A careful listen to “Somewhere Over the Rainbow” reveals the casual, island approach that Iz brought to his playing. Though gemlike and perfectly formed in Judy Garland’s rendition, Iz didn’t mind changing up the lyrics, substituting “the dreams that you dare” for the line about birds flying over the rainbow. It might have been a mistake, but now it’s been replicated through a long chain of pop-culture covers in American Idol performances, movies, and ads. You could imagine a future in which Iz’s incorrect lyrics replace the original. When the song first started registering on the mainland, a rights supervisor called the Honolulu-based record label, complimenting them on their lovely version of the song and asking if perhaps they could have the artist re-record the track with the correct lyrics. “Well, I’d really love to,” said the company’s president, “but he’s dead.”
That the track even came to see the light of day was really just a lucky coincidence. Bertosa had been holding on to his cassette of the impromptu recording session for five years when he just happened to get hired as the engineer for Iz’s Facing Future sessions. Bertosa thought that Iz, by now hundreds of pounds heavier than in 1988, sounded bad, so he played the cassette for the album’s producer, saying, this is what he could sound like. Not to pass up a good thing, the “Somewhere Over the Rainbow” medley made it onto the 1993 release, and now you can hear snippets and versions in advertising jingles, movie soundtracks, twee indie-pop songs, or anywhere a producer wants an exotic feeling of wistfulness and wonder.
But don’t only remember Israel Kamakawiwo’ole for this hit song. Remember him as the big man making music with his Martin, carting it all over O’ahu, playing it on beaches and in bars, driving it around in his car, strumming it on stages and in hospital beds. The man and his uke got in trouble together, and they made great songs together. When Iz died, he cradled that little uke in his big hands one last time. They went into the fire together, and together they were scattered over the waves off Makua Beach.
Iz’s Other Hit
The history of Hawaiian music is one of itinerant, ad hoc, on-the-spot music making. While there are plenty of reasons why the ukulele became a predominant instrument in this sphere, one of them is, simply put, its portability. It’s an instrument good for dropping in on a “bruddah” at home, or hanging out on the beach, or playing anykine at any time. (The initial rehearsals for Iz’s biggest-selling album, Facing Future, took place at Queen’s Hospital in Honolulu, where he sat in a specially made “big boy” bed, strumming his uke with Cazimero and Mel Amina at his side.)

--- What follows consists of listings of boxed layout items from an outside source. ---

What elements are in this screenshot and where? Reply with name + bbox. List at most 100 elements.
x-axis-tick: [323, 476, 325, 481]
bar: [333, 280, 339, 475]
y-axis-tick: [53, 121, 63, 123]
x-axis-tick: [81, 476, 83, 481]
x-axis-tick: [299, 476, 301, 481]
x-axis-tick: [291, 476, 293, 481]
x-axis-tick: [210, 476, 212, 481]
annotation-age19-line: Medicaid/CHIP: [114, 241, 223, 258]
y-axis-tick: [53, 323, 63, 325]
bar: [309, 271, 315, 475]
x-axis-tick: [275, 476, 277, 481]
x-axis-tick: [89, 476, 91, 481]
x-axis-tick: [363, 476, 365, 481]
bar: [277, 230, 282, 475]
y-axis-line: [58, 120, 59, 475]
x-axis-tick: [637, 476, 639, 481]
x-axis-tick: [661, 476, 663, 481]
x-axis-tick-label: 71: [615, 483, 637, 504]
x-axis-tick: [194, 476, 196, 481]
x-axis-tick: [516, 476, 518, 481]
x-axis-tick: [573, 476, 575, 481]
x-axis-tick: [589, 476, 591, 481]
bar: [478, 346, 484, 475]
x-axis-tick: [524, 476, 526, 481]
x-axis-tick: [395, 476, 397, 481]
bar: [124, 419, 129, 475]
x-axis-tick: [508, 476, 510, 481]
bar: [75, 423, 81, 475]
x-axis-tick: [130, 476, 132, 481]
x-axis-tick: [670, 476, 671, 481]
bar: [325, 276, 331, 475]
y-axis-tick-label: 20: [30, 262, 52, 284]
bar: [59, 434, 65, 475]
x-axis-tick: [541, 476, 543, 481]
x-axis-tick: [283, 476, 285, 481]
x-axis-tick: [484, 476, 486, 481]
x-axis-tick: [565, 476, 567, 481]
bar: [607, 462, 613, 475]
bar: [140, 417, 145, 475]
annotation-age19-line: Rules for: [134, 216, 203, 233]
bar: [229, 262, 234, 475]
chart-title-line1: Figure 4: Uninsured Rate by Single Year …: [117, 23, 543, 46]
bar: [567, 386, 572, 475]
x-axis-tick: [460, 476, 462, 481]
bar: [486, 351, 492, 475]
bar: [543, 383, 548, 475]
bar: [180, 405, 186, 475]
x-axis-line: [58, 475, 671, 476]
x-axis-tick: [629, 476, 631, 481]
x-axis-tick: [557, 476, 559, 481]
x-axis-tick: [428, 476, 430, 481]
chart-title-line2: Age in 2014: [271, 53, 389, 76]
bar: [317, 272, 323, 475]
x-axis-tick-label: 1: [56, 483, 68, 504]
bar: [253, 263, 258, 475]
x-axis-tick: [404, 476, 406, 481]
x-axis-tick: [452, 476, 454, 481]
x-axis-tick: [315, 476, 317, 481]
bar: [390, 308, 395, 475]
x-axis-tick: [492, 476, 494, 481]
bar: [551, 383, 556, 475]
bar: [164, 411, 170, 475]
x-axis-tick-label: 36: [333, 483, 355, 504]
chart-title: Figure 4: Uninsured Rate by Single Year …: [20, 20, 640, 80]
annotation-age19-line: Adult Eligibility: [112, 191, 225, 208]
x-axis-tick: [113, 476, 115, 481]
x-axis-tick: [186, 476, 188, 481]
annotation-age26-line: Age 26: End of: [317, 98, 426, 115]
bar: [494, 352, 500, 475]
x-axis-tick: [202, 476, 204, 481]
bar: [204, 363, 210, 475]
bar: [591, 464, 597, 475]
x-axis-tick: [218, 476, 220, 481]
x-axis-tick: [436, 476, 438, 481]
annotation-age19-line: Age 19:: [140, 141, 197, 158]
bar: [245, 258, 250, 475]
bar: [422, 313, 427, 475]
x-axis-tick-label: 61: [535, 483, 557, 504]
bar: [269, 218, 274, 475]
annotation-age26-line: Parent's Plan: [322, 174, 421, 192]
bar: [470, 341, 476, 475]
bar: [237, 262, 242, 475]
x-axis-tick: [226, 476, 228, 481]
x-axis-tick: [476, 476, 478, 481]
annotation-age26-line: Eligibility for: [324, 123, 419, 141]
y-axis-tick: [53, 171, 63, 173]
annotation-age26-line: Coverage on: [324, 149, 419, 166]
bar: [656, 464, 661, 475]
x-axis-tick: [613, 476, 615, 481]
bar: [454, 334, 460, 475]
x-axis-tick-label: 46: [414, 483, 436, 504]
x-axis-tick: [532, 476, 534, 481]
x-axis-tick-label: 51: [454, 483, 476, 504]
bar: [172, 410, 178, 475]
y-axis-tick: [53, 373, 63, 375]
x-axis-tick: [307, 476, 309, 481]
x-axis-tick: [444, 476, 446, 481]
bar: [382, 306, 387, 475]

That was the kind of music making Iz loved best. He was not always great at getting to scheduled gigs—he was infamous on the islands for canceling shows or showing up high. The best of his songs bear the marks of informality and improvisation that peg them as the products of hours of screwing around with friends. Take the spirited “Henehene Kou ’Aka,” an ode to Honolulu’s old streetcar line: it’s a song that’s played at every luau and beach party—one that, when sung with friends, functions as a kind of giggly showdown, participants throwing in verse after verse, each trying to one-up the next. Years after Iz’s death from diabetes-related kidney and respiratory failure, a live version of “Henehene” became a hit in Hawaii, despite—or perhaps because of—Iz’s ribald substitution of the song’s repeated refrain “For you and I.” For Iz, it became “For pu in sai”—pidgin slang for, well, putting it inside.